Opinion I Mothers, daughters and rocky roads
'Masaba Masaba' is the latest in a growing movement in film and fiction to cast the spotlight on the many contours of the complex mother-daughter dynamic
I am not revealing too much when I say that the thread running through the first episode of Masaba Masaba is a mother’s anxious calls—unanswered, ignored—to her daughter. The “can’t live with them-can’t live without them" mother-daughter dynamic at the heart of Netflix’s new show about designer Masaba Gupta and her mother, actor Neena Gupta, is compelling precisely because we have seen so little of it.
To be fair, the trope has been sparingly explored even globally. Which is why British novelist Deborah Levy’s 2016 novel, Hot Milk, about a daughter unwittingly caught up in her mother’s suffering, was a literary sensation. In Levy’s book, the mother-daughter roles are reversed when Sofia, 25, moves with her mother, Rose, to southern Spain, and ends up being cast in a caregiving role.
The trope hasn’t fared much better historically. My 443-page copy of Mineke Schipper’s Never Marry A Woman With Big Feet, a formidable compilation of “women in proverbs" from around the world, has merely one and a half pages on mothers and daughters. As Schipper writes, proverbs on mothers and daughters from around the world usually only have the message that they inevitably resemble each other. Versions of “Like mother, like daughter" can be found in many languages, from Danish to Estonian, Dutch to Hebrew. Their supposed similarity is also expressed by means of metaphors like “The worth of the bread depends on the flour" (Telugu) or “The goodness of butter depends on the quality of the cow" (Bengali). In Schipper’s analysis, whether a daughter will be “good" or “bad" also depends exclusively on the mother: She is to be credited/blamed if the girl turns out fastidious/lazy. These, she observes, are useful from the perspective of a man who wants to marry. Proverbs are important cultural vessels, so what does it say then that there are astonishingly few proverbs about the relationship between mothers and daughters, as women in their own right? A rare one is “Mother and daughter are like nail and flesh"— but you are unlikely to hear it in use, since it’s in Ladino, a near- extinct language. “Mutual understanding between the mother and daughter is significantly less elaborated upon than the mother-son relationship.
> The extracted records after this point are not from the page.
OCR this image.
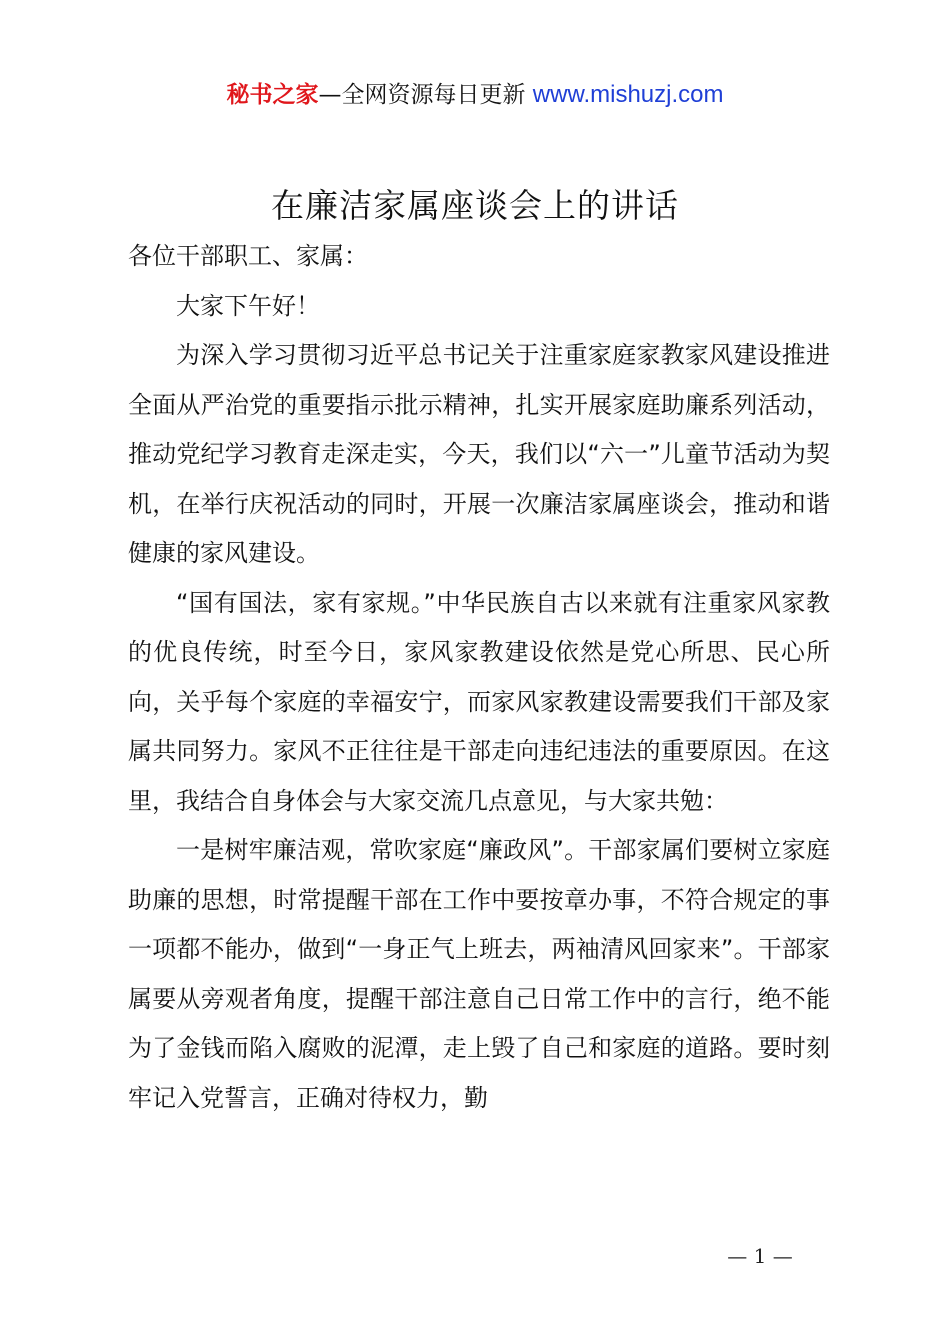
秘书之家—全网资源每日更新 www.mishuzj.com
在廉洁家属座谈会上的讲话

各位干部职工、家属：

大家下午好！

为深入学习贯彻习近平总书记关于注重家庭家教家风建设推进全面从严治党的重要指示批示精神，扎实开展家庭助廉系列活动，推动党纪学习教育走深走实，今天，我们以“六一”儿童节活动为契机，在举行庆祝活动的同时，开展一次廉洁家属座谈会，推动和谐健康的家风建设。

“国有国法，家有家规。”中华民族自古以来就有注重家风家教的优良传统，时至今日，家风家教建设依然是党心所思、民心所向，关乎每个家庭的幸福安宁，而家风家教建设需要我们干部及家属共同努力。家风不正往往是干部走向违纪违法的重要原因。在这里，我结合自身体会与大家交流几点意见，与大家共勉：

一是树牢廉洁观，常吹家庭“廉政风”。干部家属们要树立家庭助廉的思想，时常提醒干部在工作中要按章办事，不符合规定的事一项都不能办，做到“一身正气上班去，两袖清风回家来”。干部家属要从旁观者角度，提醒干部注意自己日常工作中的言行，绝不能为了金钱而陷入腐败的泥潭，走上毁了自己和家庭的道路。要时刻牢记入党誓言，正确对待权力，勤

— 1 —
It is apparently not much of an issue from a male perspective," Schipper concludes.
But now, a growing trend in literature, TV and cinema worldwide seems keen on casting the spotlight on this overlooked but commonplace equation: the many contours of the mother-daughter dynamic.
Avni Doshi’s debut novel, Girl In White Cotton, long-listed for the Booker this year, sets up dysfunctionality with its first sentence: “I would be lying if I said my mother’s misery has never given me pleasure." For a book by an Indian-origin author, this feels particularly radical because South Asians are prone to glorify familial ties. The mother is always sacred. But Indian film and fiction are stepping up. Madhuri Vijay’s acclaimed debut novel, The Far Field, unfolds around the narrator Shalini’s troubled relationship with her late mother.
Dharini Bhaskar’s debut novel, These, Our Bodies, Possessed By Light—long-listed for the JCB Prize for Literature this week—explores multigenerational mother-daughter equations. In each coupling, the daughter wishes to be as different from her mother as possible. I was surprised that Shakuntala Devi, a recent film based on the life of the mathematical genius by Anu Menon, starring Vidya Balan, was largely hinged on Devi’s vexed relationship with her daughter (Devi died in 2013; the film is based on her daughter’s account).
Going beyond Carl Jung’s theory of the Electra Complex—about girls in psychosexual competition with their mothers— psychology writer Peg Streep slots problematic mother-daughter equations under broad labels such as dismissive, controlling, unavailable, self-involved and role-reversed. Can a relationship this primal be reduced to buckets? We look to fiction for nuanced and fluid explorations of this complex dynamic.
Mothers don’t always know best, and daughters don’t always spark joy.